TMA4268 Statistical Learning V2018

Chapter 10: Unsupervised Learning

Thiago G. Martins, Department of Mathematical Sciences, NTNU

Spring 2018

Lab 2: Clustering

K-Means Clustering

Simulate data

Lets simulate data with the intention to create two clusters:

set.seed(2)
x=matrix(rnorm(50*2), ncol=2)
x[1:25,1]=x[1:25,1]+3
x[1:25,2]=x[1:25,2]-4

Perform k-means

The function kmeans() performs K-means clustering in R. We now perform K-means clustering with K = 2.

km.out=kmeans(x,2,nstart=20)

To run the kmeans() function in R with multiple initial cluster assignments, we use the nstart argument. The kmeans() function will report only the best results.

Cluster assignments

The cluster assignments of the 50 observations are contained in km.out$cluster:

km.out$cluster
##  [1] 2 2 2 2 2 2 2 2 2 2 2 2 2 2 2 2 2 2 2 2 2 2 2 2 2 1 1 1 1 1 1 1 1 1 1
## [36] 1 1 1 1 1 1 1 1 1 1 1 1 1 1 1

Plot the data

We can plot the data, with each observation colored according to its cluster assignment.

plot(x, 
     col=(km.out$cluster+1), 
     main="K-Means Clustering Results with K=2", 
     xlab="", ylab="", pch=20, cex=2)

kmeans with k = 3

However, for real data, in general we do not know the true number of clusters.
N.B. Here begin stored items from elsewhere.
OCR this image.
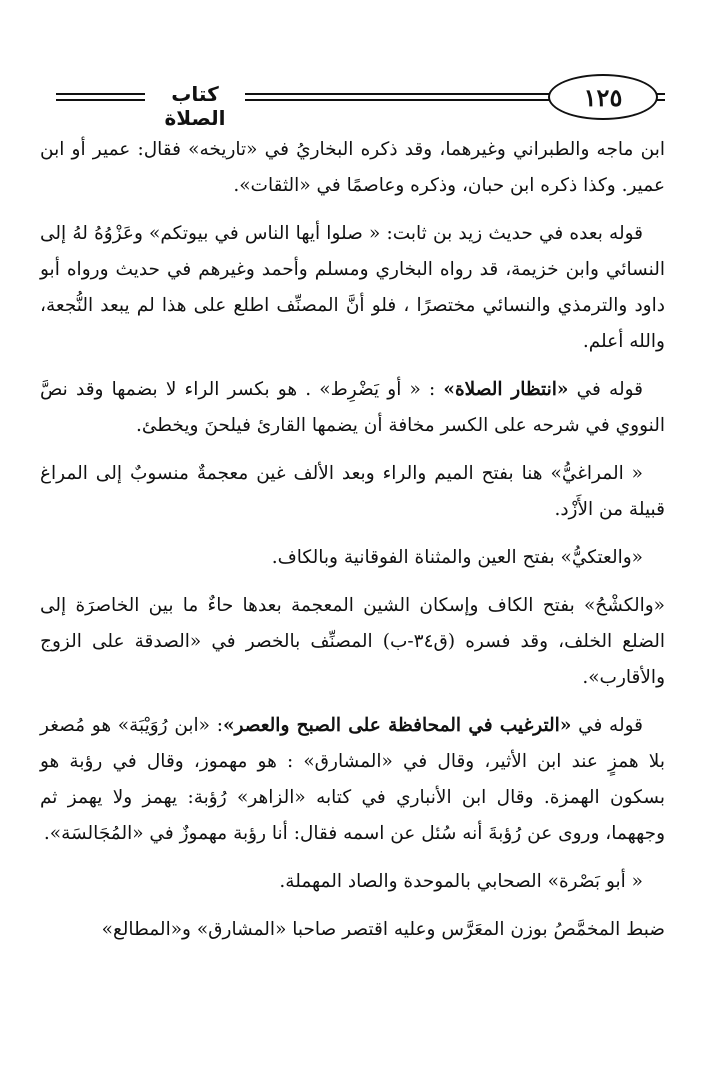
كتاب الصلاة
١٢٥

ابن ماجه والطبراني وغيرهما، وقد ذكره البخاريُ في «تاريخه» فقال: عمير أو ابن عمير. وكذا ذكره ابن حبان، وذكره وعاصمًا في «الثقات».

قوله بعده في حديث زيد بن ثابت: « صلوا أيها الناس في بيوتكم» وعَزْوُهُ لهُ إلى النسائي وابن خزيمة، قد رواه البخاري ومسلم وأحمد وغيرهم في حديث ورواه أبو داود والترمذي والنسائي مختصرًا ، فلو أنَّ المصنِّف اطلع على هذا لم يبعد النُّجعة، والله أعلم.

قوله في «انتظار الصلاة» : « أو يَضْرِط» . هو بكسر الراء لا بضمها وقد نصَّ النووي في شرحه على الكسر مخافة أن يضمها القارئ فيلحنَ ويخطئ.

« المراغيُّ» هنا بفتح الميم والراء وبعد الألف غين معجمةٌ منسوبٌ إلى المراغ قبيلة من الأَزْد.

«والعتكيُّ» بفتح العين والمثناة الفوقانية وبالكاف.

«والكشْحُ» بفتح الكاف وإسكان الشين المعجمة بعدها حاءٌ ما بين الخاصرَة إلى الضلع الخلف، وقد فسره (ق٣٤-ب) المصنِّف بالخصر في «الصدقة على الزوج والأقارب».

قوله في «الترغيب في المحافظة على الصبح والعصر»: «ابن رُوَيْبَة» هو مُصغر بلا همزٍ عند ابن الأثير، وقال في «المشارق» : هو مهموز، وقال في رؤبة هو بسكون الهمزة. وقال ابن الأنباري في كتابه «الزاهر» رُؤبة: يهمز ولا يهمز ثم وجههما، وروى عن رُؤبةَ أنه سُئل عن اسمه فقال: أنا رؤبة مهموزٌ في «المُجَالسَة».

« أبو بَصْرة» الصحابي بالموحدة والصاد المهملة.

ضبط المخمَّصُ بوزن المعَرَّس وعليه اقتصر صاحبا «المشارق» و«المطالع»
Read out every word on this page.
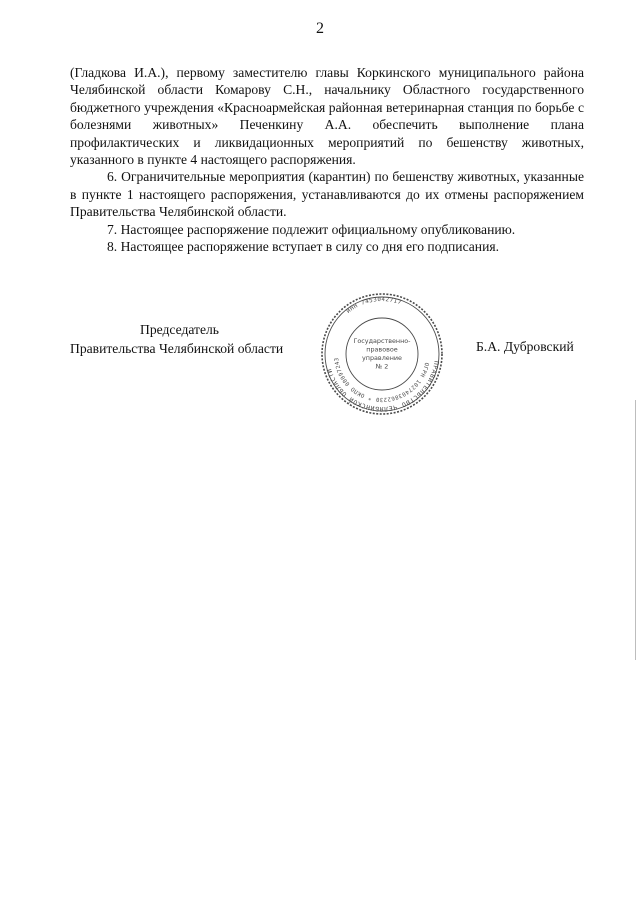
2

(Гладкова И.А.), первому заместителю главы Коркинского муниципального района Челябинской области Комарову С.Н., начальнику Областного государственного бюджетного учреждения «Красноармейская районная ветеринарная станция по борьбе с болезнями животных» Печенкину А.А. обеспечить выполнение плана профилактических и ликвидационных мероприятий по бешенству животных, указанного в пункте 4 настоящего распоряжения.

6. Ограничительные мероприятия (карантин) по бешенству животных, указанные в пункте 1 настоящего распоряжения, устанавливаются до их отмены распоряжением Правительства Челябинской области.

7. Настоящее распоряжение подлежит официальному опубликованию.

8. Настоящее распоряжение вступает в силу со дня его подписания.

Председатель
Правительства Челябинской области
ПРАВИТЕЛЬСТВО ЧЕЛЯБИНСКОЙ ОБЛАСТИ
ОГРН 1027403862230 * ОКПО 00097243
ИНН 7453042717
Государственно-
правовое
управление
№ 2
Б.А. Дубровский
We could instead have performed K-means clustering on this example with K = 3.

set.seed(4)
km.out=kmeans(x,3,nstart=20)
km.out
## K-means clustering with 3 clusters of sizes 10, 23, 17
## 
## Cluster means:
##         [,1]        [,2]
## 1  2.3001545 -2.69622023
## 2 -0.3820397 -0.08740753
## 3  3.7789567 -4.56200798
## 
## Clustering vector:
##  [1] 3 1 3 1 3 3 3 1 3 1 3 1 3 1 3 1 3 3 3 3 3 1 3 3 3 2 2 2 2 2 2 2 2 2 2
## [36] 2 2 2 2 2 2 2 2 1 2 1 2 2 2 2
## 
## Within cluster sum of squares by cluster:
## [1] 19.56137 52.67700 25.74089
##  (between_SS / total_SS =  79.3 %)
## 
## Available components:
## 
## [1] "cluster"      "centers"      "totss"        "withinss"    
## [5] "tot.withinss" "betweenss"    "size"         "iter"        
## [9] "ifault"
plot(x, col=(km.out$cluster+1), main="K-Means Clustering Results with K=3", xlab="", ylab="", pch=20, cex=2)

Multiple starting points

We compare using nstart=1 to nstart=20.

set.seed(3)
km.out=kmeans(x,3,nstart=1)
km.out$tot.withinss
## [1] 104.3319
km.out=kmeans(x,3,nstart=20)
km.out$tot.withinss
## [1] 97.97927

Note that km.out$tot.withinss is the total within-cluster sum of squares, which we seek to minimize by performing K-means clustering.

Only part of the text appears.